Sounds messy -- scrap the idea in the last paragraph for now - instead first do a transform to compute an image plane that is the difference between the average of the 8 bounding pixels to the center pixel. Then compute an image by grabbing the pixel of the plane with the maximum difference pixels. This would max the contrast at 0,45,90 etc. One could take the pixels marked "o" below at a reduced weight to improve it a bit, but I don't think it would help much.
xxxxxxx xxoxoxx xoxxxox xxx xxx xoxxxox xxoxoxx xxxxxxx
This could be added to current digital cameras as a software feature.
This idea is for a camping ice chest - there would be a box made of Styrofoam that holds the dry-ice.
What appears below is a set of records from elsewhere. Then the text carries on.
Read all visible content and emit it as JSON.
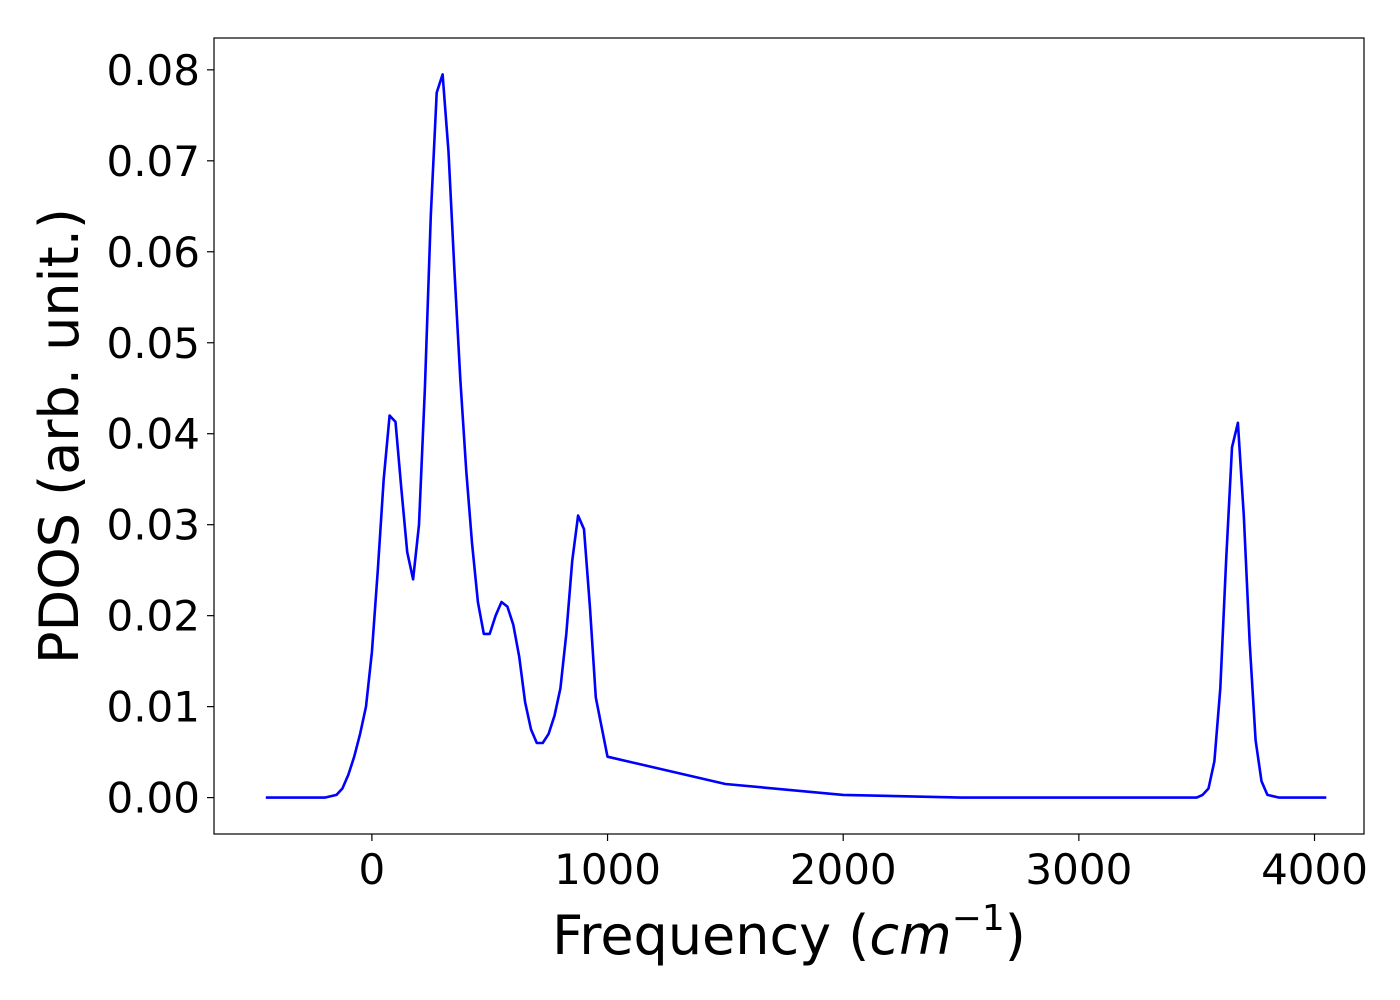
{
  "chart_data": {
    "type": "line",
    "xlabel": {
      "prefix": "Frequency (",
      "math": "cm",
      "superscript": "−1",
      "suffix": ")"
    },
    "ylabel": "PDOS (arb. unit.)",
    "xlim": [
      -670,
      4210
    ],
    "ylim": [
      -0.004,
      0.0835
    ],
    "xticks": [
      0,
      1000,
      2000,
      3000,
      4000
    ],
    "xtick_labels": [
      "0",
      "1000",
      "2000",
      "3000",
      "4000"
    ],
    "yticks": [
      0.0,
      0.01,
      0.02,
      0.03,
      0.04,
      0.05,
      0.06,
      0.07,
      0.08
    ],
    "ytick_labels": [
      "0.00",
      "0.01",
      "0.02",
      "0.03",
      "0.04",
      "0.05",
      "0.06",
      "0.07",
      "0.08"
    ],
    "grid": false,
    "legend": "none",
    "series": [
      {
        "color": "#0000ff",
        "x": [
          -450,
          -200,
          -150,
          -125,
          -100,
          -75,
          -50,
          -25,
          0,
          25,
          50,
          75,
          100,
          125,
          150,
          175,
          200,
          225,
          250,
          275,
          300,
          325,
          350,
          375,
          400,
          425,
          450,
          475,
          500,
          525,
          550,
          575,
          600,
          625,
          650,
          675,
          700,
          725,
          750,
          775,
          800,
          825,
          850,
          875,
          900,
          925,
          950,
          1000,
          1500,
          2000,
          2500,
          3000,
          3450,
          3500,
          3525,
          3550,
          3575,
          3600,
          3625,
          3650,
          3675,
          3700,
          3725,
          3750,
          3775,
          3800,
          3850,
          4050
        ],
        "y": [
          0.0,
          0.0,
          0.0003,
          0.001,
          0.0025,
          0.0045,
          0.007,
          0.01,
          0.016,
          0.025,
          0.035,
          0.042,
          0.0413,
          0.034,
          0.027,
          0.024,
          0.03,
          0.045,
          0.064,
          0.0775,
          0.0795,
          0.071,
          0.058,
          0.046,
          0.036,
          0.028,
          0.0215,
          0.018,
          0.018,
          0.02,
          0.0215,
          0.021,
          0.019,
          0.0155,
          0.0105,
          0.0075,
          0.006,
          0.006,
          0.007,
          0.009,
          0.012,
          0.018,
          0.026,
          0.031,
          0.0295,
          0.021,
          0.011,
          0.0045,
          0.0015,
          0.0003,
          0.0,
          0.0,
          0.0,
          0.0,
          0.0003,
          0.001,
          0.004,
          0.012,
          0.026,
          0.0385,
          0.0412,
          0.031,
          0.017,
          0.0063,
          0.0018,
          0.0003,
          0.0,
          0.0
        ]
      }
    ]
  }
}
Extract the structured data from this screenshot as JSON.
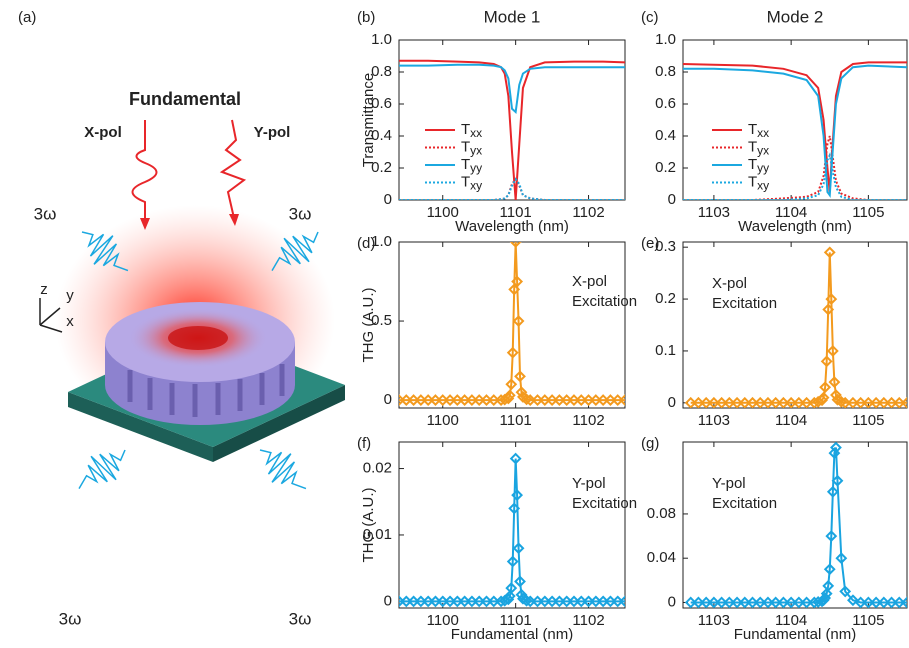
{
  "diagram": {
    "label": "(a)",
    "title": "Fundamental",
    "x_pol": "X-pol",
    "y_pol": "Y-pol",
    "harmonic": [
      "3ω",
      "3ω",
      "3ω",
      "3ω"
    ],
    "axes": [
      "z",
      "y",
      "x"
    ]
  },
  "chart_data": [
    {
      "type": "line",
      "panel_label": "(b)",
      "title": "Mode 1",
      "xlabel": "Wavelength (nm)",
      "ylabel": "Transmittance",
      "x": [
        1099.4,
        1099.8,
        1100.2,
        1100.5,
        1100.7,
        1100.8,
        1100.85,
        1100.9,
        1100.95,
        1101.0,
        1101.05,
        1101.1,
        1101.2,
        1101.4,
        1101.8,
        1102.2,
        1102.5
      ],
      "xlim": [
        1099.4,
        1102.5
      ],
      "xticks": [
        1100,
        1101,
        1102
      ],
      "ylim": [
        0,
        1
      ],
      "yticks": [
        0,
        0.2,
        0.4,
        0.6,
        0.8,
        {
          "value": 1,
          "label": "1.0"
        }
      ],
      "legend": true,
      "series": [
        {
          "name": "Txx",
          "color": "#e8262a",
          "linestyle": "solid",
          "values": [
            0.87,
            0.87,
            0.865,
            0.86,
            0.85,
            0.83,
            0.79,
            0.65,
            0.3,
            0.0,
            0.35,
            0.7,
            0.83,
            0.86,
            0.865,
            0.865,
            0.86
          ]
        },
        {
          "name": "Tyx",
          "color": "#e8262a",
          "linestyle": "dotted",
          "values": [
            0,
            0,
            0,
            0,
            0,
            0.005,
            0.01,
            0.03,
            0.1,
            0.13,
            0.09,
            0.03,
            0.01,
            0,
            0,
            0,
            0
          ]
        },
        {
          "name": "Tyy",
          "color": "#1ba8e0",
          "linestyle": "solid",
          "values": [
            0.84,
            0.84,
            0.845,
            0.845,
            0.84,
            0.83,
            0.81,
            0.76,
            0.57,
            0.55,
            0.72,
            0.79,
            0.82,
            0.83,
            0.83,
            0.83,
            0.83
          ]
        },
        {
          "name": "Txy",
          "color": "#1ba8e0",
          "linestyle": "dotted",
          "values": [
            0,
            0,
            0,
            0,
            0,
            0.005,
            0.01,
            0.03,
            0.09,
            0.13,
            0.1,
            0.03,
            0.01,
            0,
            0,
            0,
            0
          ]
        }
      ]
    },
    {
      "type": "line",
      "panel_label": "(c)",
      "title": "Mode 2",
      "xlabel": "Wavelength (nm)",
      "x": [
        1102.6,
        1103,
        1103.5,
        1103.9,
        1104.2,
        1104.35,
        1104.42,
        1104.47,
        1104.5,
        1104.53,
        1104.58,
        1104.65,
        1104.8,
        1105,
        1105.5
      ],
      "xlim": [
        1102.6,
        1105.5
      ],
      "xticks": [
        1103,
        1104,
        1105
      ],
      "ylim": [
        0,
        1
      ],
      "yticks": [
        0,
        0.2,
        0.4,
        0.6,
        0.8,
        {
          "value": 1,
          "label": "1.0"
        }
      ],
      "legend": true,
      "series": [
        {
          "name": "Txx",
          "color": "#e8262a",
          "linestyle": "solid",
          "values": [
            0.85,
            0.845,
            0.84,
            0.82,
            0.78,
            0.7,
            0.5,
            0.2,
            0.05,
            0.3,
            0.65,
            0.8,
            0.85,
            0.86,
            0.86
          ]
        },
        {
          "name": "Tyx",
          "color": "#e8262a",
          "linestyle": "dotted",
          "values": [
            0,
            0,
            0,
            0.01,
            0.02,
            0.05,
            0.15,
            0.35,
            0.4,
            0.3,
            0.12,
            0.04,
            0.01,
            0,
            0
          ]
        },
        {
          "name": "Tyy",
          "color": "#1ba8e0",
          "linestyle": "solid",
          "values": [
            0.82,
            0.82,
            0.81,
            0.79,
            0.75,
            0.65,
            0.4,
            0.05,
            0.03,
            0.25,
            0.6,
            0.76,
            0.83,
            0.84,
            0.83
          ]
        },
        {
          "name": "Txy",
          "color": "#1ba8e0",
          "linestyle": "dotted",
          "values": [
            0,
            0,
            0,
            0,
            0.01,
            0.03,
            0.1,
            0.25,
            0.28,
            0.2,
            0.08,
            0.02,
            0,
            0,
            0
          ]
        }
      ]
    },
    {
      "type": "line",
      "panel_label": "(d)",
      "ylabel": "THG (A.U.)",
      "annotation": [
        "X-pol",
        "Excitation"
      ],
      "markers": "diamond",
      "x": [
        1099.4,
        1099.5,
        1099.6,
        1099.7,
        1099.8,
        1099.9,
        1100.0,
        1100.1,
        1100.2,
        1100.3,
        1100.4,
        1100.5,
        1100.6,
        1100.7,
        1100.8,
        1100.85,
        1100.9,
        1100.92,
        1100.94,
        1100.96,
        1100.98,
        1101.0,
        1101.02,
        1101.04,
        1101.06,
        1101.08,
        1101.1,
        1101.15,
        1101.2,
        1101.3,
        1101.4,
        1101.5,
        1101.6,
        1101.7,
        1101.8,
        1101.9,
        1102.0,
        1102.1,
        1102.2,
        1102.3,
        1102.4,
        1102.5
      ],
      "xlim": [
        1099.4,
        1102.5
      ],
      "xticks": [
        1100,
        1101,
        1102
      ],
      "ylim": [
        -0.05,
        1
      ],
      "yticks": [
        0,
        0.5,
        {
          "value": 1,
          "label": "1.0"
        }
      ],
      "series": [
        {
          "color": "#f39a1e",
          "values": [
            0,
            0,
            0,
            0,
            0,
            0,
            0,
            0,
            0,
            0,
            0,
            0,
            0,
            0,
            0,
            0.003,
            0.01,
            0.03,
            0.1,
            0.3,
            0.7,
            1.0,
            0.75,
            0.5,
            0.15,
            0.05,
            0.02,
            0.005,
            0,
            0,
            0,
            0,
            0,
            0,
            0,
            0,
            0,
            0,
            0,
            0,
            0,
            0
          ]
        }
      ]
    },
    {
      "type": "line",
      "panel_label": "(e)",
      "annotation": [
        "X-pol",
        "Excitation"
      ],
      "markers": "diamond",
      "x": [
        1102.7,
        1102.8,
        1102.9,
        1103.0,
        1103.1,
        1103.2,
        1103.3,
        1103.4,
        1103.5,
        1103.6,
        1103.7,
        1103.8,
        1103.9,
        1104.0,
        1104.1,
        1104.2,
        1104.3,
        1104.35,
        1104.4,
        1104.42,
        1104.44,
        1104.46,
        1104.48,
        1104.5,
        1104.52,
        1104.54,
        1104.56,
        1104.58,
        1104.6,
        1104.65,
        1104.7,
        1104.8,
        1104.9,
        1105.0,
        1105.1,
        1105.2,
        1105.3,
        1105.4,
        1105.5
      ],
      "xlim": [
        1102.6,
        1105.5
      ],
      "xticks": [
        1103,
        1104,
        1105
      ],
      "ylim": [
        -0.01,
        0.31
      ],
      "yticks": [
        0,
        0.1,
        0.2,
        0.3
      ],
      "series": [
        {
          "color": "#f39a1e",
          "values": [
            0,
            0,
            0,
            0,
            0,
            0,
            0,
            0,
            0,
            0,
            0,
            0,
            0,
            0,
            0,
            0,
            0,
            0.002,
            0.005,
            0.01,
            0.03,
            0.08,
            0.18,
            0.29,
            0.2,
            0.1,
            0.04,
            0.015,
            0.006,
            0.002,
            0,
            0,
            0,
            0,
            0,
            0,
            0,
            0,
            0
          ]
        }
      ]
    },
    {
      "type": "line",
      "panel_label": "(f)",
      "ylabel": "THG (A.U.)",
      "xlabel": "Fundamental (nm)",
      "annotation": [
        "Y-pol",
        "Excitation"
      ],
      "markers": "diamond",
      "x": [
        1099.4,
        1099.5,
        1099.6,
        1099.7,
        1099.8,
        1099.9,
        1100.0,
        1100.1,
        1100.2,
        1100.3,
        1100.4,
        1100.5,
        1100.6,
        1100.7,
        1100.8,
        1100.85,
        1100.9,
        1100.92,
        1100.94,
        1100.96,
        1100.98,
        1101.0,
        1101.02,
        1101.04,
        1101.06,
        1101.08,
        1101.1,
        1101.15,
        1101.2,
        1101.3,
        1101.4,
        1101.5,
        1101.6,
        1101.7,
        1101.8,
        1101.9,
        1102.0,
        1102.1,
        1102.2,
        1102.3,
        1102.4,
        1102.5
      ],
      "xlim": [
        1099.4,
        1102.5
      ],
      "xticks": [
        1100,
        1101,
        1102
      ],
      "ylim": [
        -0.001,
        0.024
      ],
      "yticks": [
        0,
        0.01,
        0.02
      ],
      "series": [
        {
          "color": "#1aa4e0",
          "values": [
            0,
            0,
            0,
            0,
            0,
            0,
            0,
            0,
            0,
            0,
            0,
            0,
            0,
            0,
            0,
            0.0001,
            0.0003,
            0.0008,
            0.002,
            0.006,
            0.014,
            0.0215,
            0.016,
            0.008,
            0.003,
            0.001,
            0.0004,
            0.0001,
            0,
            0,
            0,
            0,
            0,
            0,
            0,
            0,
            0,
            0,
            0,
            0,
            0,
            0
          ]
        }
      ]
    },
    {
      "type": "line",
      "panel_label": "(g)",
      "xlabel": "Fundamental (nm)",
      "annotation": [
        "Y-pol",
        "Excitation"
      ],
      "markers": "diamond",
      "x": [
        1102.7,
        1102.8,
        1102.9,
        1103.0,
        1103.1,
        1103.2,
        1103.3,
        1103.4,
        1103.5,
        1103.6,
        1103.7,
        1103.8,
        1103.9,
        1104.0,
        1104.1,
        1104.2,
        1104.3,
        1104.35,
        1104.4,
        1104.42,
        1104.44,
        1104.46,
        1104.48,
        1104.5,
        1104.52,
        1104.54,
        1104.56,
        1104.58,
        1104.6,
        1104.65,
        1104.7,
        1104.8,
        1104.9,
        1105.0,
        1105.1,
        1105.2,
        1105.3,
        1105.4,
        1105.5
      ],
      "xlim": [
        1102.6,
        1105.5
      ],
      "xticks": [
        1103,
        1104,
        1105
      ],
      "ylim": [
        -0.005,
        0.145
      ],
      "yticks": [
        0,
        0.04,
        0.08
      ],
      "series": [
        {
          "color": "#1aa4e0",
          "values": [
            0,
            0,
            0,
            0,
            0,
            0,
            0,
            0,
            0,
            0,
            0,
            0,
            0,
            0,
            0,
            0,
            0,
            0.0005,
            0.001,
            0.002,
            0.004,
            0.008,
            0.015,
            0.03,
            0.06,
            0.1,
            0.135,
            0.14,
            0.11,
            0.04,
            0.01,
            0.002,
            0,
            0,
            0,
            0,
            0,
            0,
            0
          ]
        }
      ]
    }
  ]
}
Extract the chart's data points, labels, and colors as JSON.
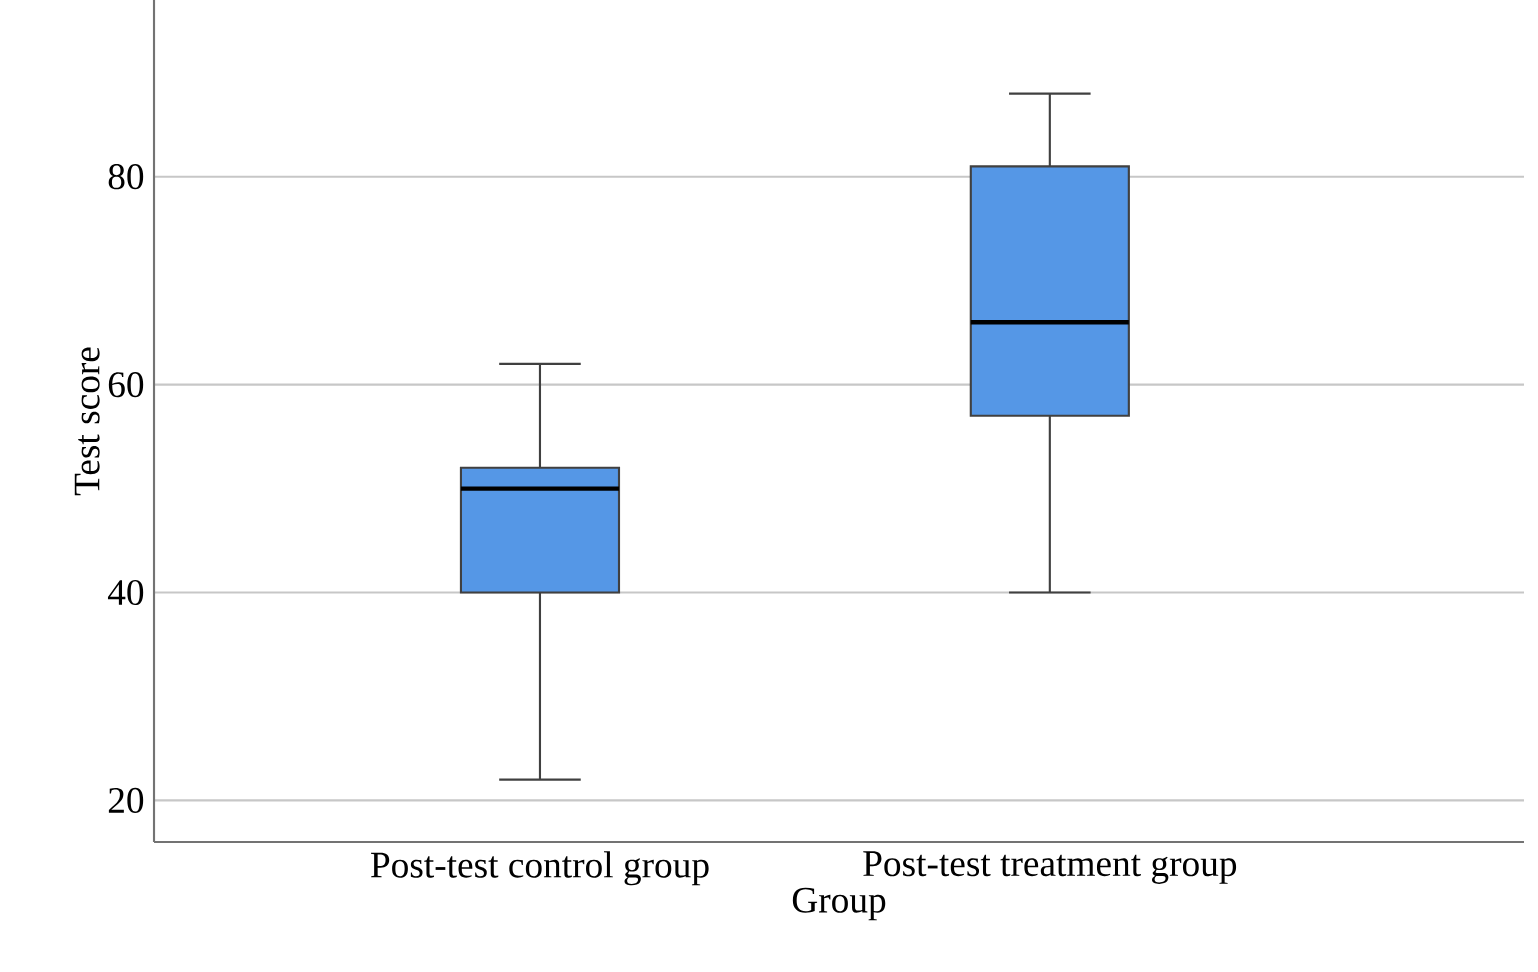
{
  "chart_data": {
    "type": "box",
    "xlabel": "Group",
    "ylabel": "Test score",
    "categories": [
      "Post-test control group",
      "Post-test treatment group"
    ],
    "series": [
      {
        "color": "#5597e6",
        "boxes": [
          {
            "low": 22,
            "q1": 40,
            "median": 50,
            "q3": 52,
            "high": 62
          },
          {
            "low": 40,
            "q1": 57,
            "median": 66,
            "q3": 81,
            "high": 88
          }
        ]
      }
    ],
    "ylim": [
      16,
      97
    ],
    "yticks": [
      20,
      40,
      60,
      80
    ],
    "grid": "y"
  }
}
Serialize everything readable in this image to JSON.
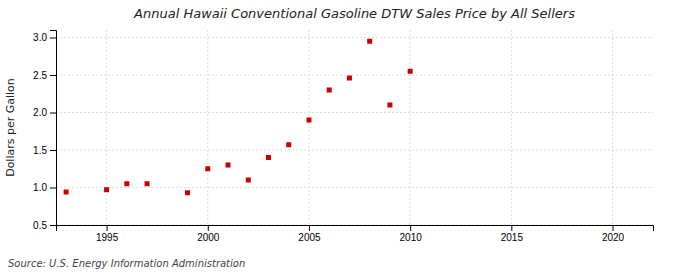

The door to this box would have a bimetallic strip that opens and closes a door on the dry-ice box to maintain a constant temperature in the ice chest without freezing everything and would make the dry ice last much longer.
Dry-ice is getting easier to find these days - the local grocery store has it.
Many people have problems with desiccated or worse disks in their backs that pinch nerves causing back pain. In light of the research showing regeneration of heart muscle with the injection of stem cells it occurs to me that it might be possible to inject stem cells into the disks. Another idea to test would be injecting Human growth hormone directly into the disks - the limited circulation and perhaps some slow release agent might help it stay around long enough to help. Wonder if anyone has injected silicone into disks?
Turns out both of these ideas are being investigated and show they work in rats and rabbits!
Attempts have been made to photograph at very low altitudes from a balloon so as to not make noise or disturb the wild life, but with out good results. A balloon is a very massive aircraft and changing climb descent rates takes time to react so the basket often hits the ground. This idea incorporates a wench in the basket which lowers the basket and allows the photographer to rapidly change his height while the pilot of the balloon just has to keep the balloon at a few hundred feet. There are tow cables going down to provide redundancy and to prevent spinning.
Using microcode of the processor - the instruction set is changed on a regular basis so they can not plant binary code using a buffer overflow. . All binary code would come from a hard drive that would provide a key at start up that would let both the hard-drive and the processor compute a lookup table for the micro code. The Binary executables on the hard drive would be converted to the current instruction set in the processor - the micro code would be volatile.